David C. Fisher joined the UTB faculty in 2006. He earned a Ph.D. in history from Indiana University in 2003 where he wrote a dissertation on Russian cultural identity and the West entitled “Exhibiting Russia at the World’s Fairs, 1851-1900.” Dr. Fisher also holds an M.A. in Slavic Languages and Literatures from the University of North Carolina and a B.A. in Russian language from Tulane University. He has taught foreign language, area studies, and history at community colleges and universities in Los Angeles, Kansas, and Texas. From 1992 to 1995 Dr. Fisher served in St. Petersburg, Russia as the director of the Educational Information Center for Study in the United States.
Dr. Fisher’s research interests center on the formation of cultural identity in Russia, especially in the late-imperial period. His most recent publications include "The Rise of the Radical Intelligentsia, 1862-1881" in Events that Changed Russia since 1861 (Greenwood, 2007) and "Russia and the Crystal Palace in 1851” in Great Britain, the Empire and the World at the Great Exhibition, 1851 (Ashgate, 2007). He is currently researching the effort by tsarist authorities, intellectuals, and other elites to counteract the persistent image of a “barbaric” Russia in the Western mind by defining Russian “civilization” as an alternative to the Western model.

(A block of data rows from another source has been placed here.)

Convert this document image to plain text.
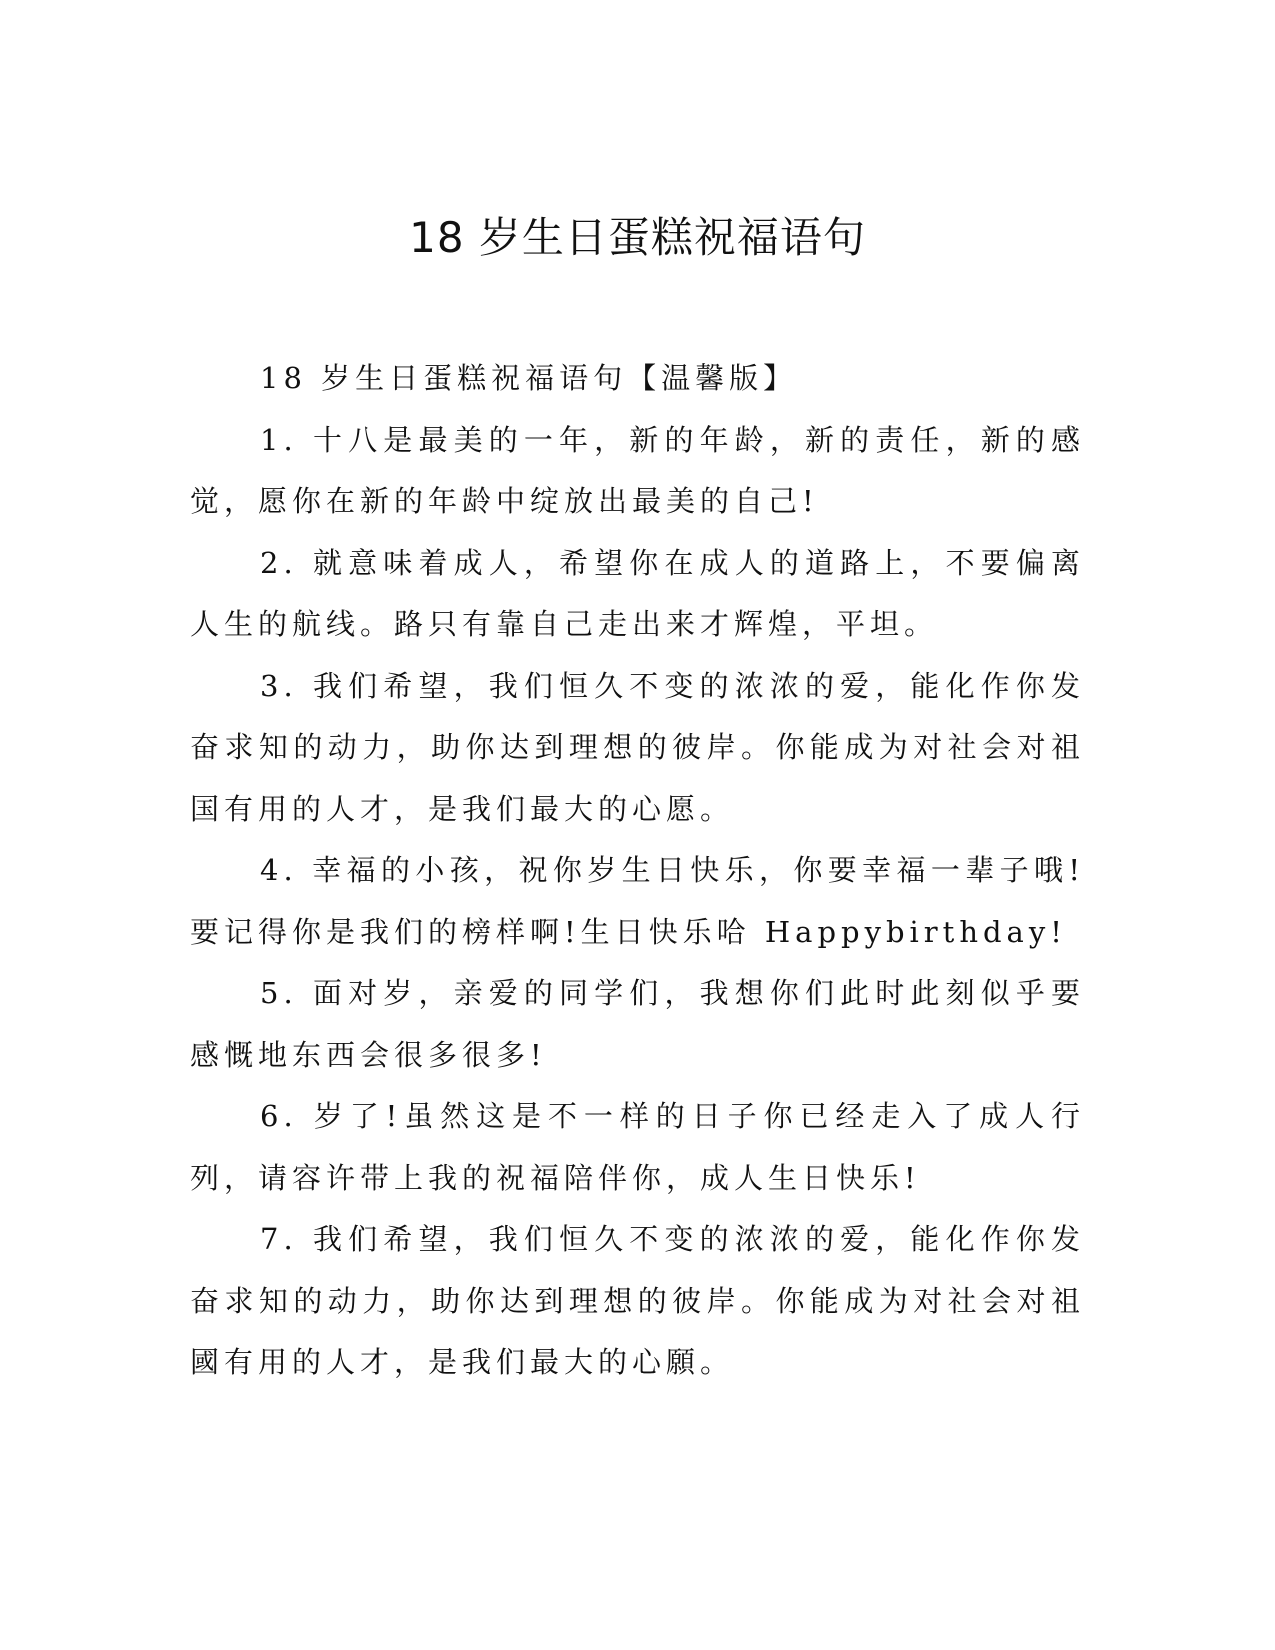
18 岁生日蛋糕祝福语句

18 岁生日蛋糕祝福语句【温馨版】

1. 十八是最美的一年，新的年龄，新的责任，新的感觉，愿你在新的年龄中绽放出最美的自己!

2. 就意味着成人，希望你在成人的道路上，不要偏离人生的航线。路只有靠自己走出来才辉煌，平坦。

3. 我们希望，我们恒久不变的浓浓的爱，能化作你发奋求知的动力，助你达到理想的彼岸。你能成为对社会对祖国有用的人才，是我们最大的心愿。

4. 幸福的小孩，祝你岁生日快乐，你要幸福一辈子哦!要记得你是我们的榜样啊!生日快乐哈 Happybirthday!

5. 面对岁，亲爱的同学们，我想你们此时此刻似乎要感慨地东西会很多很多!

6. 岁了!虽然这是不一样的日子你已经走入了成人行列，请容许带上我的祝福陪伴你，成人生日快乐!

7. 我们希望，我们恒久不变的浓浓的爱，能化作你发奋求知的动力，助你达到理想的彼岸。你能成为对社会对祖國有用的人才，是我们最大的心願。
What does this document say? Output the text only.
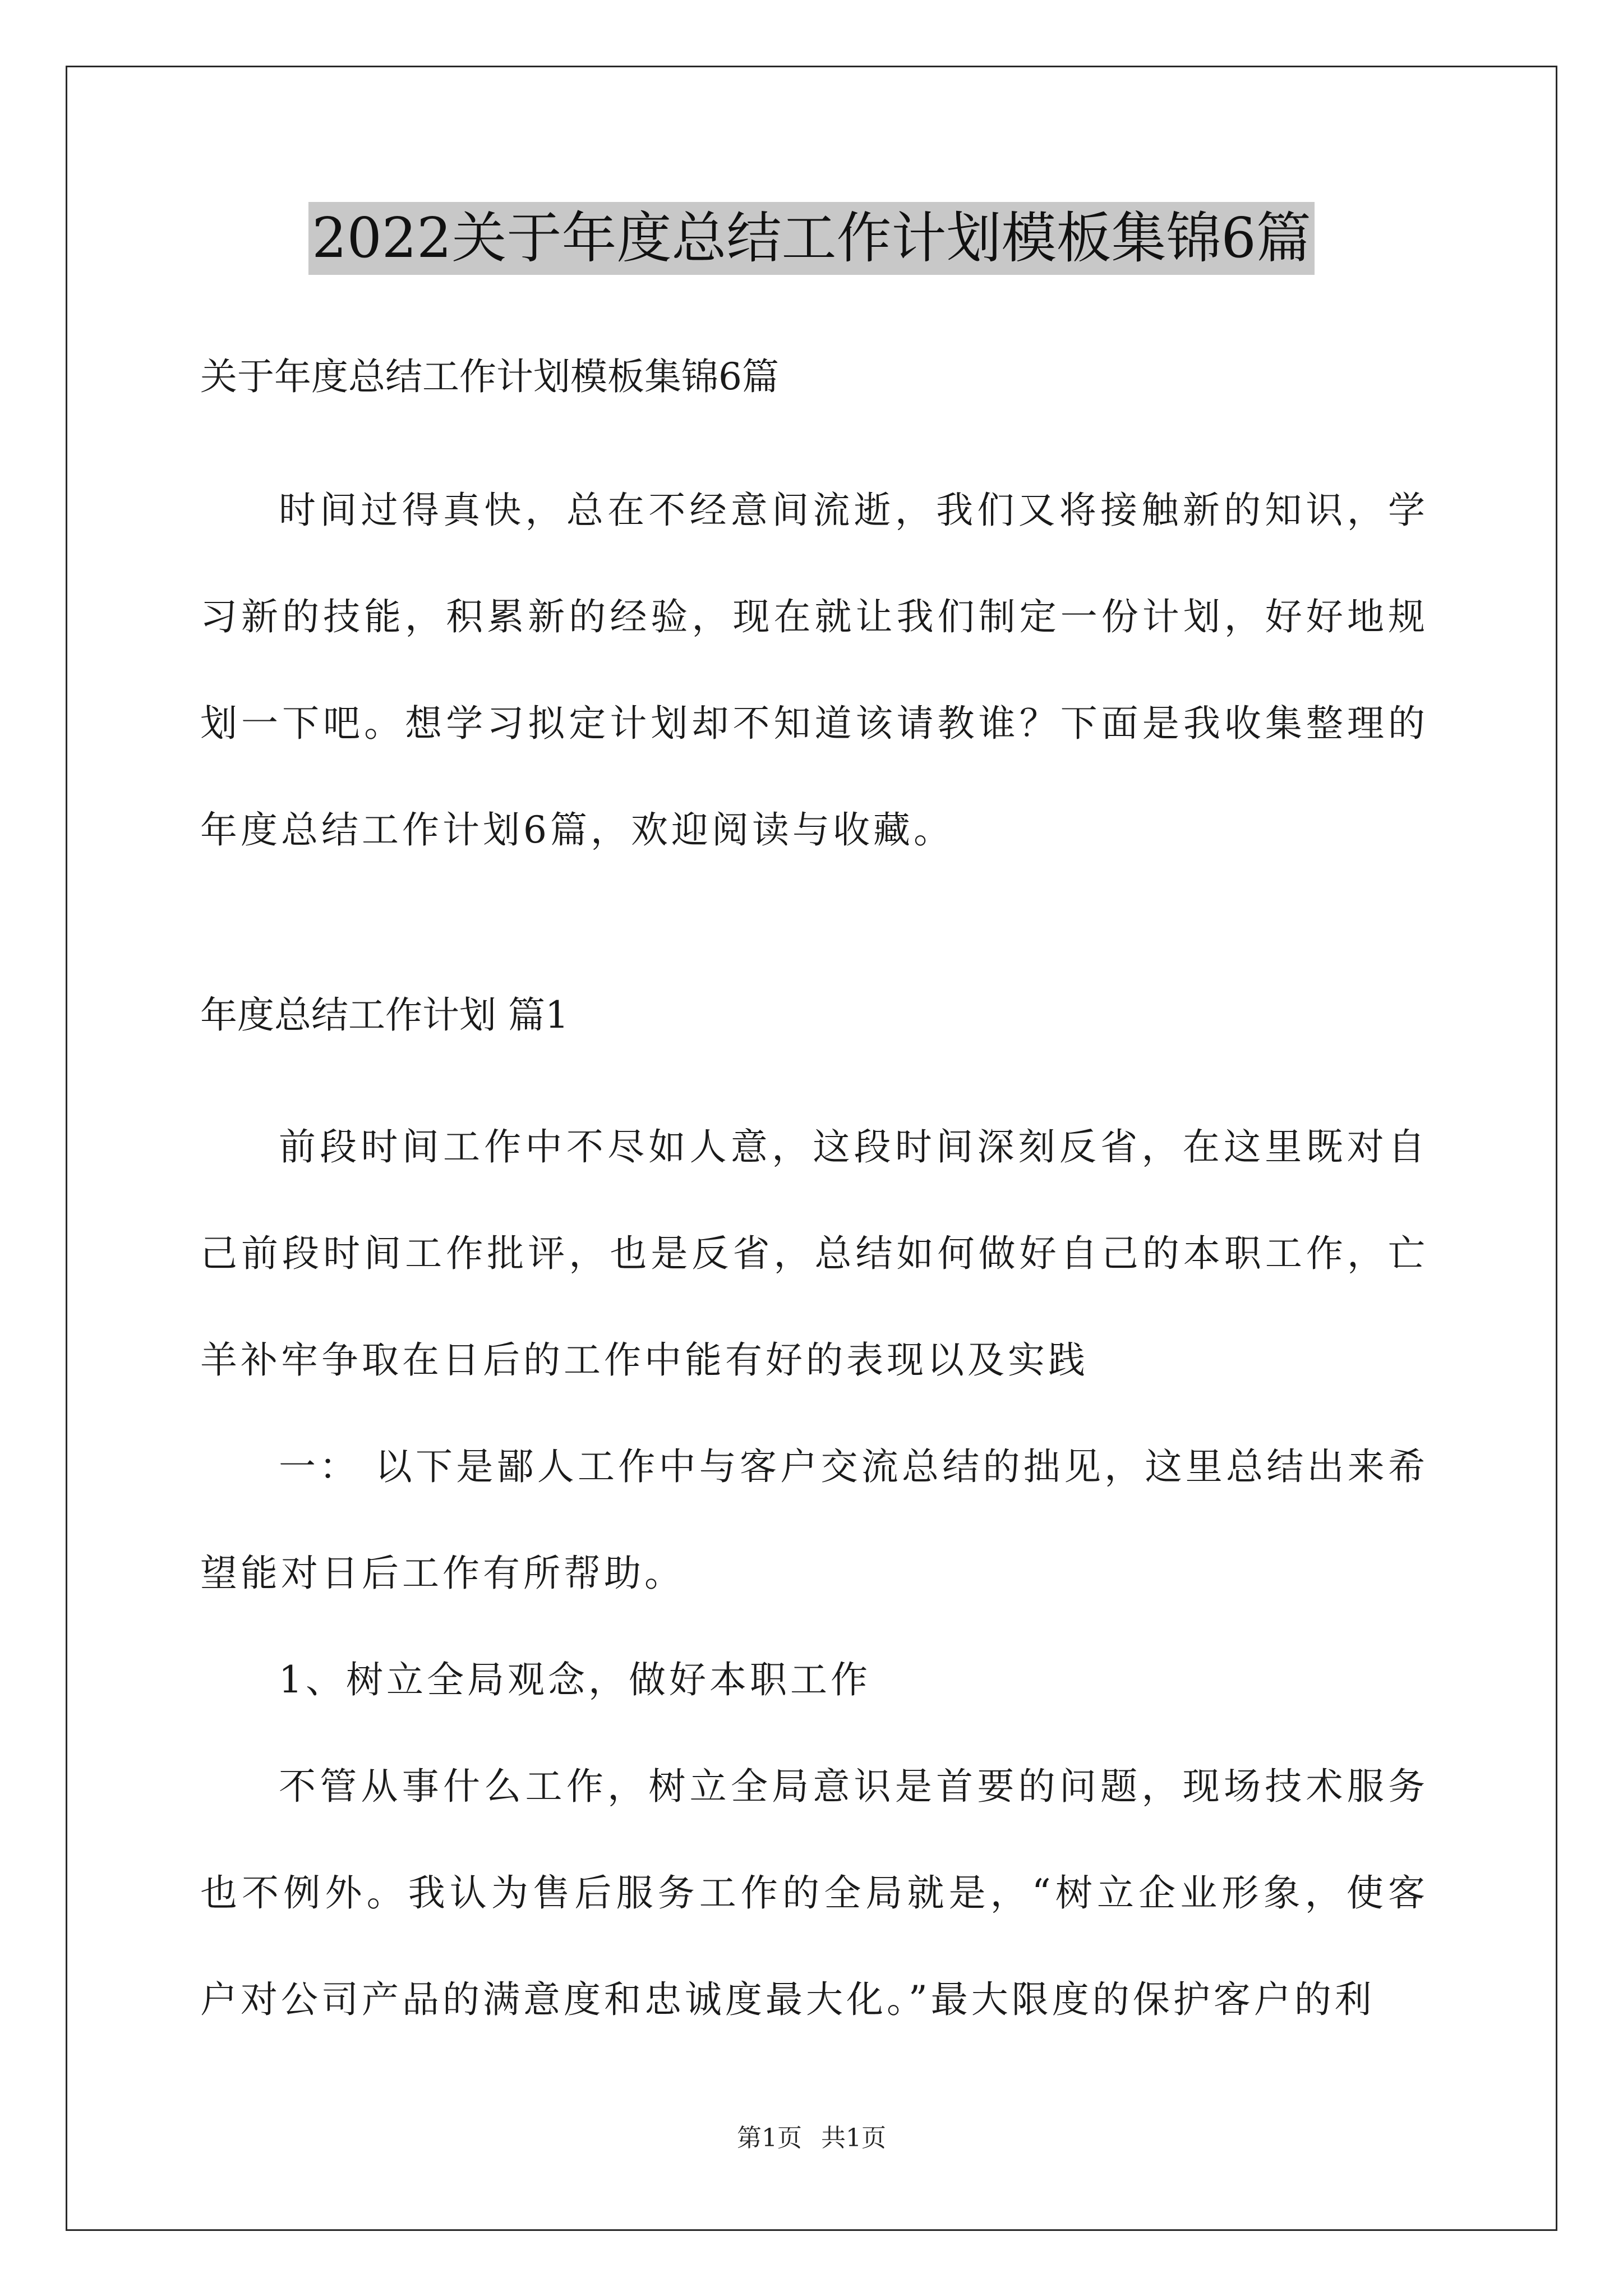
2022关于年度总结工作计划模板集锦6篇
关于年度总结工作计划模板集锦6篇
时间过得真快，总在不经意间流逝，我们又将接触新的知识，学习新的技能，积累新的经验，现在就让我们制定一份计划，好好地规划一下吧。想学习拟定计划却不知道该请教谁？下面是我收集整理的年度总结工作计划6篇，欢迎阅读与收藏。
年度总结工作计划 篇1
前段时间工作中不尽如人意，这段时间深刻反省，在这里既对自己前段时间工作批评，也是反省，总结如何做好自己的本职工作，亡羊补牢争取在日后的工作中能有好的表现以及实践
一： 以下是鄙人工作中与客户交流总结的拙见，这里总结出来希望能对日后工作有所帮助。
1、树立全局观念，做好本职工作
不管从事什么工作，树立全局意识是首要的问题，现场技术服务也不例外。我认为售后服务工作的全局就是，“树立企业形象，使客户对公司产品的满意度和忠诚度最大化。”最大限度的保护客户的利
第1页 共1页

Dr. Fisher teaches courses in European, World, and United States history. His classes require critical reading, discussion, and effective writing. Students describe him as “knowledgeable … fair … interesting, but doesn’t drone on.” Although some complain that his courses are “too hard,” others admit they “… enjoyed his class … learned a lot …would definitely take another,” and at least one confesses “I have never loved history until I took his class.”